From My Utmost for His Highest – If you become a necessity to someone else’s life, you are out of God’s will. As a servant, your primary responsibility is to be a “friend of the bridegroom” (John 3:29). When you see a person who is close to grasping the claims of Jesus Christ, you know that your influence has been used in the right direction. And when you begin to see that person in the middle of a difficult and painful struggle, don’t try to prevent it, but pray that his difficulty will grow even ten times stronger, until no power on earth or in hell could hold him away from Jesus Christ. Over and over again, we try to be amateur providences in someone’s life. We are indeed amateurs, coming in and actually preventing God’s will and saying, “This person should not have to experience this difficulty.” Instead of being friends of the Bridegroom, our sympathy gets in the way. One day that person will say to us, “You are a thief; you stole my desire to follow Jesus, and because of you I lost sight of Him.”

So, often I think I know best or I get in the way of what God want to do in the person and actually hinder God’s work in that person’s life.
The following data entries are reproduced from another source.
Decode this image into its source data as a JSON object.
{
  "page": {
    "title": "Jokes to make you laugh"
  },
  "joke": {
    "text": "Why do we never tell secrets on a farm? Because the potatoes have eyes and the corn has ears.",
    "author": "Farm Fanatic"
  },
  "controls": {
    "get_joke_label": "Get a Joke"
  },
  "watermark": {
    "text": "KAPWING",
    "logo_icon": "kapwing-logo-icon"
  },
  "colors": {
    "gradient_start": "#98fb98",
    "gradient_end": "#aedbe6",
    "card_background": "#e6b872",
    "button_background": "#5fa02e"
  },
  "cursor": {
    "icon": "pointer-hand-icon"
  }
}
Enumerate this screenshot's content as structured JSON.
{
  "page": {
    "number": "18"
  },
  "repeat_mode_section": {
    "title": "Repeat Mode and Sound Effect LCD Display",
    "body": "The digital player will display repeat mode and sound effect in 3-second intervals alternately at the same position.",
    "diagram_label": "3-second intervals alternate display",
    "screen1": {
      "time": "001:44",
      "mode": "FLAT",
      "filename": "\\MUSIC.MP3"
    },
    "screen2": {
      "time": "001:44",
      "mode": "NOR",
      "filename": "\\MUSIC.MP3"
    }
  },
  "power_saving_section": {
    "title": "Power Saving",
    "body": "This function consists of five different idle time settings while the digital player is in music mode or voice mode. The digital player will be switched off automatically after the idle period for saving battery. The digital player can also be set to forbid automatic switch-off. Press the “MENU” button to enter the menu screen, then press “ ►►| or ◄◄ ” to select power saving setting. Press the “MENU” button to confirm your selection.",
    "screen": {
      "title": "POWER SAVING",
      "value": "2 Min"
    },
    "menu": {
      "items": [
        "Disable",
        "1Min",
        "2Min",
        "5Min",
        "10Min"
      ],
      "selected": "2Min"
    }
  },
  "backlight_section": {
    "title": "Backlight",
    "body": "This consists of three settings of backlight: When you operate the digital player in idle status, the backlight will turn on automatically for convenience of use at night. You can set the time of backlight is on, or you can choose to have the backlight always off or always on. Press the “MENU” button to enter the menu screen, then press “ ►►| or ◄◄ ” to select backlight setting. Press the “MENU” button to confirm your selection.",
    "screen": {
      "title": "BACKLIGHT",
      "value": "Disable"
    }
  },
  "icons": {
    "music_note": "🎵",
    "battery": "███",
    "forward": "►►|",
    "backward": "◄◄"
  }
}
Today in my devotion, Streams in the Desert I read about a monk who planted a an olive tree sampling. Each day he prayed for the tree and what, in his estimation, the tree needed to grow…rain, sun, frost…but it died. It was contrasted by another monk who also planted a little tree and his tree was thriving. This was his explanation: “I entrust my tree to its god. He who made it knows better than a man like me what it needs. I gave God no constraints or conditions, except to pray, ‘Lord, send what it needs – whether that be a storm or sunshine, wind, rain, or frost. You made it, and you know best what it needs.’ “

Father teach me to pray. To know when, to know how. Father may I be a “friend of the Bridegroom”, may I be a stepping stone, and may I not be a hindrance.